Although outnumbered, the 2,000 Batavians and Canninefates were experienced soldiers. Forming squares, they held firm against the 1st Germanica’s charge. The Roman line broke around the immovable columns, and then the rebels advanced with measured steps. As the attackers fell back on the camp in disarray, they became entangled with panicking civilians. The Belgian auxiliaries fled into the fields, and the 1st Germanica men found themselves hemmed in against the ditch skirting their camp. Scores of legionaries were killed by the Batavians and Canninefates, their bodies filling the trench at the foot of the wall. The remainder surged in through the Bonna camp gates before they closed.

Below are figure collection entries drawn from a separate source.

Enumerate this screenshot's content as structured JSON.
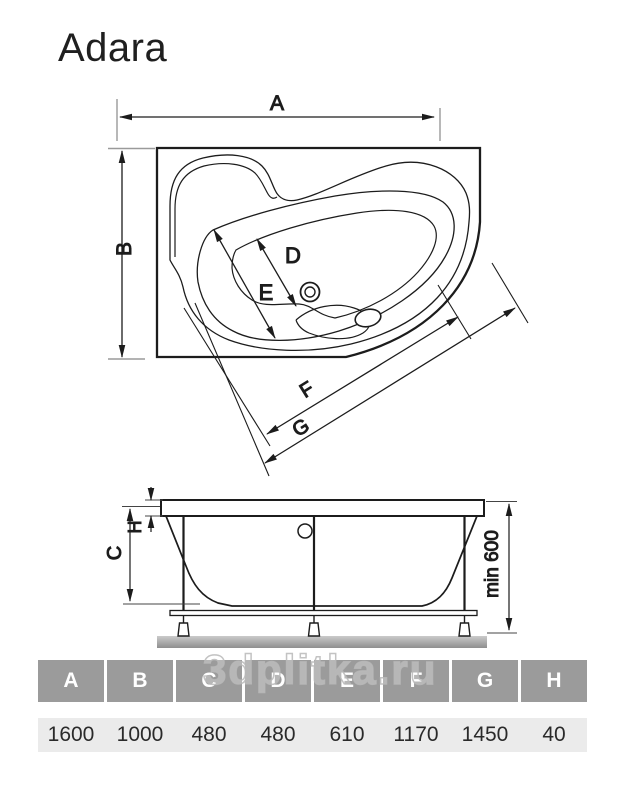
{
  "title": "Adara",
  "watermark": "3dplitka.ru",
  "top_view": {
    "dim_labels": {
      "a": "A",
      "b": "B",
      "d": "D",
      "e": "E",
      "f": "F",
      "g": "G"
    }
  },
  "side_view": {
    "dim_labels": {
      "h": "H",
      "c": "C"
    },
    "min_height_label": "min 600"
  },
  "table": {
    "headers": [
      "A",
      "B",
      "C",
      "D",
      "E",
      "F",
      "G",
      "H"
    ],
    "values": [
      "1600",
      "1000",
      "480",
      "480",
      "610",
      "1170",
      "1450",
      "40"
    ]
  },
  "colors": {
    "line": "#1c1c1c",
    "extension_line": "#9a9a9a",
    "table_header_bg": "#9b9b9b",
    "table_header_text": "#ffffff",
    "table_row_bg": "#ebebeb",
    "watermark": "#c8c8c8"
  }
}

The victorious rebels continued their march, skirting Cologne to link up with Civilis outside Old Camp, where the rebel siege continued. To give credibility to his uprising, Civilis now had all his followers swear allegiance to Vespasian. He then sent envoys to the legions at Old Camp, advising them to throw off their allegiance to Vitellius and also swear for Vespasian. A message soon came back from Old Camp: “We don’t follow the advice of traitors or enemies.” [Ibid., 21]
Civilis now ordered the entire Batavian nation to take up arms. Soon, he was joined in the siege of Old Camp by thousands of Bructeri and Tencteri reinforcements from east of the Rhine. The rebels built crude assault machinery, but this was soon pulverized by stones lobbed from catapults on the fort ramparts, or burned to a cinder by fires started by flaming arrows. When an attempt to storm the walls with siege ladders also failed, Civilis decided to suspend the assault and starve out Lupercus and his legionaries.